Orion tightened his grip on the weapon in his hand, a look of defiance set across his face. "Well, I've always wanted to take one of those down."

Nyra's fingers danced over her console. Pulling up data streams and scans of the approaching mechs, she worked quickly. "We have to disable their control systems. Each of them is linked into the central AI controlling the Core District. If we can cut that link, they'll be useless as a whole.".

But to get there, we'd have to go through enemy lines and breach into the core of their command post," Kiera said, her voice tight yet firm.

"That's what we'll do," Zypher declared, the flames in his eyes burning brighter. Survival was just a basic instinct now; this was a matter of knocking down the walls they had built around themselves.

And with one final nod, the team prepared to merge into night as shadows. The road ahead became a battleground as corporation's forces closed, flank guards upon flank guards of mechanized soldiers, and rows of ancient mechs-power up-the low hum rumbling through air-as everywhere they could go, gunfire broke loose around them, stray bullets ricocheting off walls, and the thud of heavy artillery echoing like the beat of a war drum.

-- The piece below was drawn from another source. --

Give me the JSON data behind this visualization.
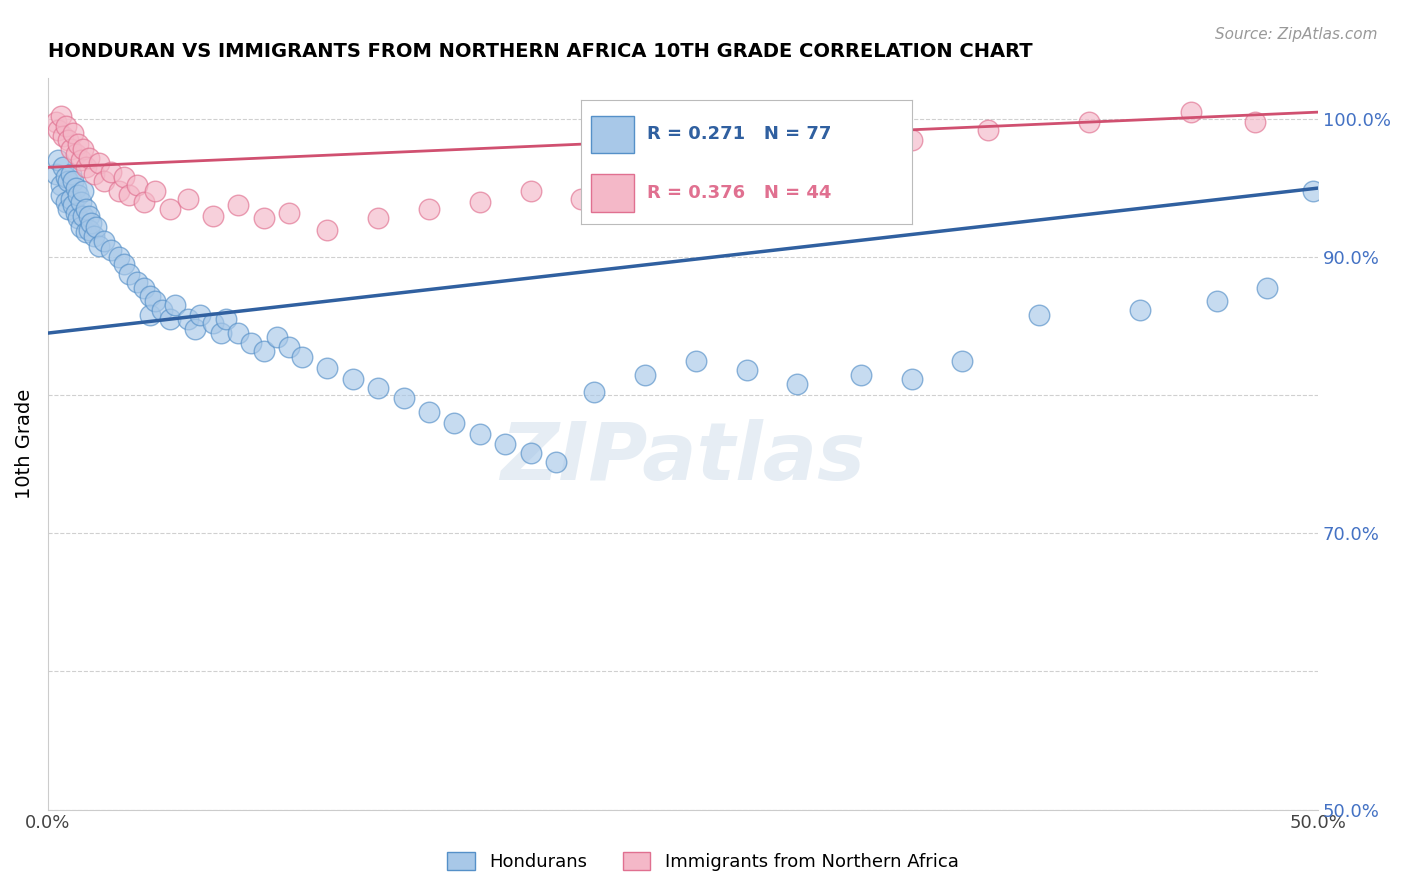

Zypher ducked behind a fallen pillar, his breath short, his mind racing. "Nyra, how much time do you need to access their systems?"

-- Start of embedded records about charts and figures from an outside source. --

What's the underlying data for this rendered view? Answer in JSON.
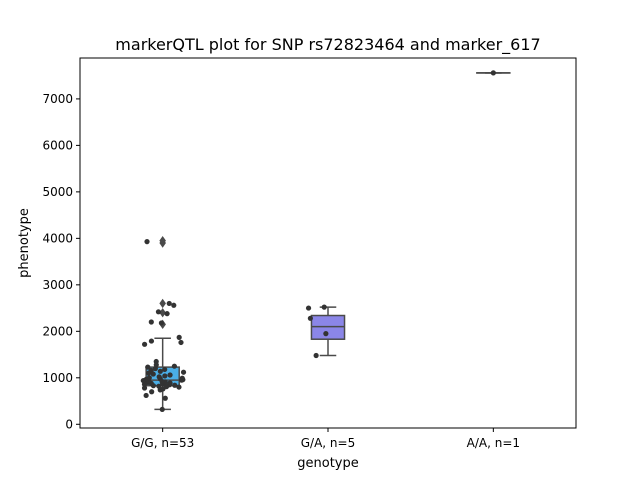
{
  "chart_data": {
    "type": "box",
    "title": "markerQTL plot for SNP rs72823464 and marker_617",
    "xlabel": "genotype",
    "ylabel": "phenotype",
    "categories": [
      "G/G, n=53",
      "G/A, n=5",
      "A/A, n=1"
    ],
    "ylim": [
      -80,
      7880
    ],
    "yticks": [
      0,
      1000,
      2000,
      3000,
      4000,
      5000,
      6000,
      7000
    ],
    "grid": false,
    "legend": "none",
    "boxes": [
      {
        "category": "G/G, n=53",
        "color": "#4aaee6",
        "whisker_low": 320,
        "q1": 830,
        "median": 950,
        "q3": 1230,
        "whisker_high": 1850,
        "fliers": [
          2150,
          2400,
          2600,
          3900,
          3950
        ]
      },
      {
        "category": "G/A, n=5",
        "color": "#8b86e8",
        "whisker_low": 1480,
        "q1": 1830,
        "median": 2100,
        "q3": 2340,
        "whisker_high": 2520,
        "fliers": []
      },
      {
        "category": "A/A, n=1",
        "color": "#f0a0a0",
        "whisker_low": 7560,
        "q1": 7560,
        "median": 7560,
        "q3": 7560,
        "whisker_high": 7560,
        "fliers": []
      }
    ],
    "points": [
      {
        "category": "G/G, n=53",
        "values": [
          320,
          560,
          620,
          700,
          740,
          760,
          780,
          800,
          810,
          820,
          830,
          840,
          850,
          860,
          870,
          880,
          890,
          900,
          910,
          920,
          930,
          940,
          950,
          960,
          970,
          980,
          990,
          1000,
          1020,
          1040,
          1060,
          1080,
          1100,
          1120,
          1140,
          1160,
          1180,
          1200,
          1230,
          1250,
          1280,
          1350,
          1720,
          1760,
          1790,
          1870,
          2180,
          2200,
          2380,
          2420,
          2560,
          2600,
          3930
        ]
      },
      {
        "category": "G/A, n=5",
        "values": [
          1480,
          1950,
          2280,
          2500,
          2520
        ]
      },
      {
        "category": "A/A, n=1",
        "values": [
          7560
        ]
      }
    ]
  }
}
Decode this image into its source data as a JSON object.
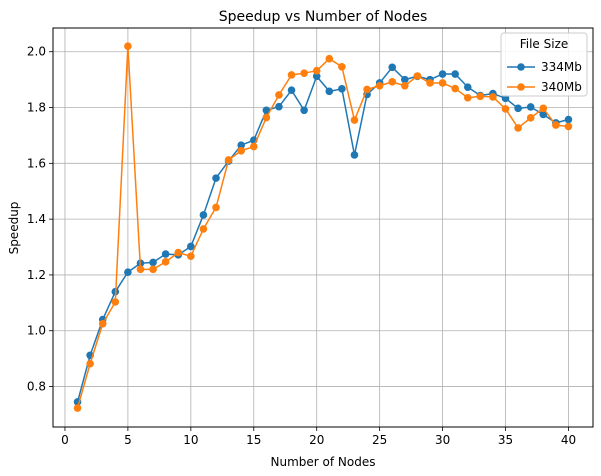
{
  "chart_data": {
    "type": "line",
    "title": "Speedup vs Number of Nodes",
    "xlabel": "Number of Nodes",
    "ylabel": "Speedup",
    "xlim": [
      -0.95,
      41.95
    ],
    "ylim": [
      0.655,
      2.085
    ],
    "xticks": [
      0,
      5,
      10,
      15,
      20,
      25,
      30,
      35,
      40
    ],
    "yticks": [
      0.8,
      1.0,
      1.2,
      1.4,
      1.6,
      1.8,
      2.0
    ],
    "xtick_labels": [
      "0",
      "5",
      "10",
      "15",
      "20",
      "25",
      "30",
      "35",
      "40"
    ],
    "ytick_labels": [
      "0.8",
      "1.0",
      "1.2",
      "1.4",
      "1.6",
      "1.8",
      "2.0"
    ],
    "grid": true,
    "legend": {
      "title": "File Size",
      "position": "top-right"
    },
    "x": [
      1,
      2,
      3,
      4,
      5,
      6,
      7,
      8,
      9,
      10,
      11,
      12,
      13,
      14,
      15,
      16,
      17,
      18,
      19,
      20,
      21,
      22,
      23,
      24,
      25,
      26,
      27,
      28,
      29,
      30,
      31,
      32,
      33,
      34,
      35,
      36,
      37,
      38,
      39,
      40
    ],
    "series": [
      {
        "name": "334Mb",
        "color": "#1f77b4",
        "values": [
          0.745,
          0.912,
          1.04,
          1.14,
          1.21,
          1.242,
          1.245,
          1.275,
          1.272,
          1.302,
          1.415,
          1.547,
          1.608,
          1.665,
          1.683,
          1.79,
          1.803,
          1.862,
          1.79,
          1.912,
          1.858,
          1.867,
          1.63,
          1.847,
          1.888,
          1.944,
          1.9,
          1.912,
          1.9,
          1.92,
          1.92,
          1.873,
          1.843,
          1.85,
          1.833,
          1.797,
          1.802,
          1.775,
          1.745,
          1.757
        ]
      },
      {
        "name": "340Mb",
        "color": "#ff7f0e",
        "values": [
          0.723,
          0.882,
          1.025,
          1.103,
          2.02,
          1.22,
          1.22,
          1.247,
          1.28,
          1.267,
          1.365,
          1.442,
          1.612,
          1.645,
          1.66,
          1.764,
          1.845,
          1.917,
          1.923,
          1.932,
          1.975,
          1.946,
          1.755,
          1.865,
          1.878,
          1.892,
          1.878,
          1.913,
          1.888,
          1.888,
          1.868,
          1.835,
          1.84,
          1.838,
          1.795,
          1.727,
          1.763,
          1.797,
          1.737,
          1.732
        ]
      }
    ]
  }
}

"Too much unless you can give me a distraction," she said as she was already tapping furiously on her console.

Orion beamed and leveled his gun, peeking over their rickety barricade. "I got this." He opened fire without any warning, firing perfectly aimed shots at the nearby mech's weak joints. Sparks flew as the metal succumbed to the pressure of bending and crunching, sending the monstrosity thudding on the ground, its soldiers nearby scrambling to safety.

Zypher leaped forward in a rush, riding the chaos like a cloak. In his hand, he gripped a sliver of the Divinitas: the divine script blazed its way through the darkness of night itself as if it led him on. The sliver throbbed; for a moment, the ghosts of the gods seemed to stand alongside him, their power spurring to fill his veins.

He sprang for one of the mech's legs and extended a probing device to access its system. It was just a couple of seconds, but as he reconnected wires and re-routed circuits, he felt the machine jolt with response, as if acknowledging him. For a split second, the ancient code etched on the mech shone brighter, and a sonorous voice bellowed through his mind.

Remember, child. This war was never ours to win or lose. It belongs to those who walk among the living."

The voice faded, and the mech buckled, kneeling under Zypher's control. He leaped back as it toppled, colliding with the forces around it in a thunderous crash. His team, now fully engaged, maneuvered through the chaos, weaving through enemy lines as Nyra's fingers danced on her console.

"I'm in," she bellowed back, her voice nearly drowned out by the chaos. "Sending the override now."

As her code uploaded, one by one, the mechs began to spasm, their motions sputtering. The battlefield stilled and an unnerving quiet fell across the city, pierced only by the crackling fires and hissing metal.

With the corporations' advantage lost, its forces retired slowly, echoing their footsteps through empty streets. Side by side, battered but victorious, stood Zypher's team as they gazed out across the darkened mechs, the ancient energy spent, divine markings faded to cool to room temperature.

Zypher clutched Divinitas tight against him, and he could feel the power settling in, ready for the next battle. Neo-ilka stood on the cusp of change and became the spark that would ignite her revolution. With war's echoes dying into night, Zypher knew it was only a start.